Breastfeeding is strongly encouraged through family-centered care and a better understanding of the newborn baby’s individual needs. Breast milk is indispensable in the feeding of extreme preterm newborns and has many beneficial effects, including on the child’s neurological development of the child till the age of 5 years (9).

  1. Browne JV. Developmental care for high-risk newborns: emerging science, clinical application, and continuity from newborn intensive care unit to community. Clinics in perinatology. 2011;38(4):719-29.
  2. Jacques Sizun BG, Charlotte Casper, Gérard Thiriez, Pierre Kuhn Soins de développement en période néonatale. De la recherche à la pratique. 2014. 329 p.
  3. Pillai Riddell RR, Racine NM, Turcotte K, Uman LS, Horton RE, Din Osmun L, et al. Non-pharmacological management of infant and young child procedural pain. The Cochrane database of systematic reviews. 2011(10):CD006275.
  4. Pinelli J, Symington A. Non-nutritive sucking for promoting physiologic stability and nutrition in preterm infants. The Cochrane database of systematic reviews. 2005(4):CD001071.

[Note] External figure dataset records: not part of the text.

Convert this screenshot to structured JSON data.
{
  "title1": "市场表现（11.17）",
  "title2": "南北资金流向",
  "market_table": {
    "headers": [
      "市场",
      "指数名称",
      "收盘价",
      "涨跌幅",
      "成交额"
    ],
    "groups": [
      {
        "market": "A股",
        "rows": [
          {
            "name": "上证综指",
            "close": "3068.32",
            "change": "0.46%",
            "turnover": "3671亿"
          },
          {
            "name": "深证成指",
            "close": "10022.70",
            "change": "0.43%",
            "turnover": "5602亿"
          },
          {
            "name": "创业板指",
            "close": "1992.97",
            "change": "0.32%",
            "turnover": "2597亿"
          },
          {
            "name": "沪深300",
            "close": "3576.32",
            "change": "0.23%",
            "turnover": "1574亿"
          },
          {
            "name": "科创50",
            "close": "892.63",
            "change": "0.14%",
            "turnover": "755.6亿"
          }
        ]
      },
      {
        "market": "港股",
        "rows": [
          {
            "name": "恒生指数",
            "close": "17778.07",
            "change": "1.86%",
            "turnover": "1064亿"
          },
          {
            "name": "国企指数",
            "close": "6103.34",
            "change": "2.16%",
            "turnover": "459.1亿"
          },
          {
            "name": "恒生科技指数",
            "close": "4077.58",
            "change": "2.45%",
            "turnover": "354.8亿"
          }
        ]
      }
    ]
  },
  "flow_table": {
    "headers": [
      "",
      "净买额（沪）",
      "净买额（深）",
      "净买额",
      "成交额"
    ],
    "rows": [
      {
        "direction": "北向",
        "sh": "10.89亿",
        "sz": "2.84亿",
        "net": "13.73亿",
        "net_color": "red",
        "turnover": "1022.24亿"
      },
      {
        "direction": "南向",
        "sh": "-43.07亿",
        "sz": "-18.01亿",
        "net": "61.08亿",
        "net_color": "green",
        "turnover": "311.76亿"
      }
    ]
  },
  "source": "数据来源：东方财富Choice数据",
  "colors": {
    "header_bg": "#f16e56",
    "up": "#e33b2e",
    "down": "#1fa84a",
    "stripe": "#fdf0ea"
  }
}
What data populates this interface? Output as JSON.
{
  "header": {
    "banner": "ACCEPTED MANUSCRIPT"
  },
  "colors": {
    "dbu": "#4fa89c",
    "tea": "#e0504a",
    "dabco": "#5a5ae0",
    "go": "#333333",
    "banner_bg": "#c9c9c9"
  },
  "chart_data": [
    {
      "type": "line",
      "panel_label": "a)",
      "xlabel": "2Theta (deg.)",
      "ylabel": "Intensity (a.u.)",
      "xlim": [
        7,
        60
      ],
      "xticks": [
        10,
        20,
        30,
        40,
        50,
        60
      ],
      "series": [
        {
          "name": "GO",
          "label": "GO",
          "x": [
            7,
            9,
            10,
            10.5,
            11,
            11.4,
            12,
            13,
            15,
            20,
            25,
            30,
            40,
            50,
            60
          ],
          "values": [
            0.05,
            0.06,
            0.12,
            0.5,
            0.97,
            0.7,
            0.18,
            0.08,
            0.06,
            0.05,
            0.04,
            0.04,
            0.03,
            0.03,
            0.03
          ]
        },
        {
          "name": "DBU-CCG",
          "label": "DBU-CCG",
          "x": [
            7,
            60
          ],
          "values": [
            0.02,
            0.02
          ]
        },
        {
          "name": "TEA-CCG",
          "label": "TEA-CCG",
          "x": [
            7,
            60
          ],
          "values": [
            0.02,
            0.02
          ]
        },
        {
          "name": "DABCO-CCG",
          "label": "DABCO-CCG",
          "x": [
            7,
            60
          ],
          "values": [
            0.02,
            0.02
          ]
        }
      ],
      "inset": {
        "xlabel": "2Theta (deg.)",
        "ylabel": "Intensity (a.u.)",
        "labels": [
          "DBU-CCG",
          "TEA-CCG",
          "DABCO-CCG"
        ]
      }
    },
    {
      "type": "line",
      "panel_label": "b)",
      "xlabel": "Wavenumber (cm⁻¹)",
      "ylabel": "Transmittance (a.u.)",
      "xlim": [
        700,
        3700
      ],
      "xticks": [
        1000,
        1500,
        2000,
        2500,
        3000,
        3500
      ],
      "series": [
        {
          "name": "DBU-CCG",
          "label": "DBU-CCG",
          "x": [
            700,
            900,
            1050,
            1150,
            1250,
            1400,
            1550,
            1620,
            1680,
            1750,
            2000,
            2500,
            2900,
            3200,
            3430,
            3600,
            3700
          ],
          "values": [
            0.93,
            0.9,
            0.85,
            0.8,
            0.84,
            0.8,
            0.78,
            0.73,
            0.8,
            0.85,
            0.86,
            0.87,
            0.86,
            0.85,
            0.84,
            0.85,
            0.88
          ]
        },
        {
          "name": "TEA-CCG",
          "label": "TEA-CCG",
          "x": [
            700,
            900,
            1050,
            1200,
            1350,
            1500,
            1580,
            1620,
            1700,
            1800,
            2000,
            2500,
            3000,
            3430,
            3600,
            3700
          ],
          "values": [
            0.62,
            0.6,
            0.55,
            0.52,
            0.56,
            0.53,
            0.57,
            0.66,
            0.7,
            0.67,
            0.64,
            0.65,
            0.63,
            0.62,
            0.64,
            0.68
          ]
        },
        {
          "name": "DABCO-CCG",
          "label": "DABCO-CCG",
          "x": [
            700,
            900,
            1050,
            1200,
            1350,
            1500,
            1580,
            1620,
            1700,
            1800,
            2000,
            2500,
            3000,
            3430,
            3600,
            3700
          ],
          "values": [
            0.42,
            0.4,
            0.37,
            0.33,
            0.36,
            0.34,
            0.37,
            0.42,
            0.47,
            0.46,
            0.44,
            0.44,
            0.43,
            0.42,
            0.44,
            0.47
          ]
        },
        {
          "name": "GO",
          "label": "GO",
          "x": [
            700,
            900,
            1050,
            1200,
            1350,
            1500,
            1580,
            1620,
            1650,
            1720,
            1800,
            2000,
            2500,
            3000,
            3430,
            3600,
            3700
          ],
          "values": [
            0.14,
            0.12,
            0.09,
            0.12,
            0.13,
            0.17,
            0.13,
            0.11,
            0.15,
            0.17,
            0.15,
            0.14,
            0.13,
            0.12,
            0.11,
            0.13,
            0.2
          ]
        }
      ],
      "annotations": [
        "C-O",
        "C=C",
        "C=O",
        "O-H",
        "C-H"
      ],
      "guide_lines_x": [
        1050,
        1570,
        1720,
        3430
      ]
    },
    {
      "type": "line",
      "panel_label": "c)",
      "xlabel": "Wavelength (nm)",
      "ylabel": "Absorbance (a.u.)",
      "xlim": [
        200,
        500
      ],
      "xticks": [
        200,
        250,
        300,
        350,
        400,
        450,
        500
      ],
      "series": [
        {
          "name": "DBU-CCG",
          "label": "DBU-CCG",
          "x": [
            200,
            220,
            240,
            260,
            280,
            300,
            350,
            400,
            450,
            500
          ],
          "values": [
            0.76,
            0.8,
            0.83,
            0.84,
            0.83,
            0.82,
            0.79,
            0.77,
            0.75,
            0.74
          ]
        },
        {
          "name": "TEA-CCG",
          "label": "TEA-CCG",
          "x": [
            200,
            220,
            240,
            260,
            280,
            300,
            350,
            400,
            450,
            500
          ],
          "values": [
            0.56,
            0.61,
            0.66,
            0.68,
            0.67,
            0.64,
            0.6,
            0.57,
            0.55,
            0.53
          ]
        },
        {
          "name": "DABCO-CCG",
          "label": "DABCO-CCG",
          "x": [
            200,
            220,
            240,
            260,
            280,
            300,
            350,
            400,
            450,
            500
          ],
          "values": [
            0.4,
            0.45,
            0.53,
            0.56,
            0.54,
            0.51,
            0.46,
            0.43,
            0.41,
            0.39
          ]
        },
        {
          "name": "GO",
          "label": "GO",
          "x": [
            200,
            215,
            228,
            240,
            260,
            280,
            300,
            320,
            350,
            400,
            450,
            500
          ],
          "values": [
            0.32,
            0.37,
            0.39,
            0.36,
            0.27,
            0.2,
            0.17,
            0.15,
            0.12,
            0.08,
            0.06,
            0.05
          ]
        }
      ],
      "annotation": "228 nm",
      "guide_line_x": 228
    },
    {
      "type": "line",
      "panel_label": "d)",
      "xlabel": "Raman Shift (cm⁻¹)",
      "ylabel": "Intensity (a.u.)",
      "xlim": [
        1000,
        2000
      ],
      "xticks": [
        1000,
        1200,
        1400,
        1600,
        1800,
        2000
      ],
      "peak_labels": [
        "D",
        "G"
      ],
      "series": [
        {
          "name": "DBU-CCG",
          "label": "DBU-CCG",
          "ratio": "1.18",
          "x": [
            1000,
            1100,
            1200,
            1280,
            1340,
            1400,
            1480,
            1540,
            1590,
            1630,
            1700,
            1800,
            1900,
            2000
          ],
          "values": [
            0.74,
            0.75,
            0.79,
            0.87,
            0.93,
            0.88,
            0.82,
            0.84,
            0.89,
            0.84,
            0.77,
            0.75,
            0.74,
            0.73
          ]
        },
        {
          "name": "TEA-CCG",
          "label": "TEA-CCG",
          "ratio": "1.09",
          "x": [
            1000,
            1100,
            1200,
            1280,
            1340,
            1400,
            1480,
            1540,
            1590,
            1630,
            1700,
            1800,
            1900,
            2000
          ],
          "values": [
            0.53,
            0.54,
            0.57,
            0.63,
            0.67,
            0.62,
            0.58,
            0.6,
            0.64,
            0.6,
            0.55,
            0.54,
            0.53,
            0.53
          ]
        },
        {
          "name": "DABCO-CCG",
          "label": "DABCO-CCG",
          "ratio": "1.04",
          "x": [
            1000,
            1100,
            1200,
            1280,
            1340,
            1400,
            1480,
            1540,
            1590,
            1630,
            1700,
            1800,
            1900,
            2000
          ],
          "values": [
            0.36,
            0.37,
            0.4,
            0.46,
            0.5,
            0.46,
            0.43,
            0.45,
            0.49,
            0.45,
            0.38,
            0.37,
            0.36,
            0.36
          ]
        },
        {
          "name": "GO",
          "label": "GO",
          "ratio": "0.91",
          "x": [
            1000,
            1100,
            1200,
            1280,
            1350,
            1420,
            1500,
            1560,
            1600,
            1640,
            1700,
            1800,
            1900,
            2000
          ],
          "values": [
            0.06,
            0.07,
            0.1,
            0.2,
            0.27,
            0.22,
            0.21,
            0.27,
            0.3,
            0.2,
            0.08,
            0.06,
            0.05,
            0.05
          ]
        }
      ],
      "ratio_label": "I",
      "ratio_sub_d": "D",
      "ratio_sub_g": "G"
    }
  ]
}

  5. Vaivre-Douret L, Ennouri K, Jrad I, Garrec C, Papiernik E. Effect of positioning on the incidence of abnormalities of muscle tone in low-risk, preterm infants. European journal of paediatric neurology : EJPN : official journal of the European Paediatric Neurology Society. 2004;8(1):21-34.
  6. Sizun J, Ansquer H, Browne J, Tordjman S, Morin JF. Developmental care decreases physiologic and behavioral pain expression in preterm neonates. The journal of pain : official journal of the American Pain Society. 2002;3(6):446-50.
  7. Catelin C, Tordjman S, Morin V, Oger E, Sizun J. Clinical, physiologic, and biologic impact of environmental and behavioral interventions in neonates during a routine nursing procedure. The journal of pain : official journal of the American Pain Society. 2005;6(12):791-7.
  8. Conde-Agudelo A, Diaz-Rossello JL. Kangaroo mother care to reduce morbidity and mortality in low birthweight infants. The Cochrane database of systematic reviews. 2014;4:CD002771.
  9. Roze JC, Darmaun D, Boquien CY, Flamant C, Picaud JC, Savagner C, et al. The apparent breastfeeding paradox in very preterm infants: relationship between breast feeding, early weight gain and neurodevelopment based on results from two cohorts, EPIPAGE and LIFT. BMJ open. 2012;2(2):e000834.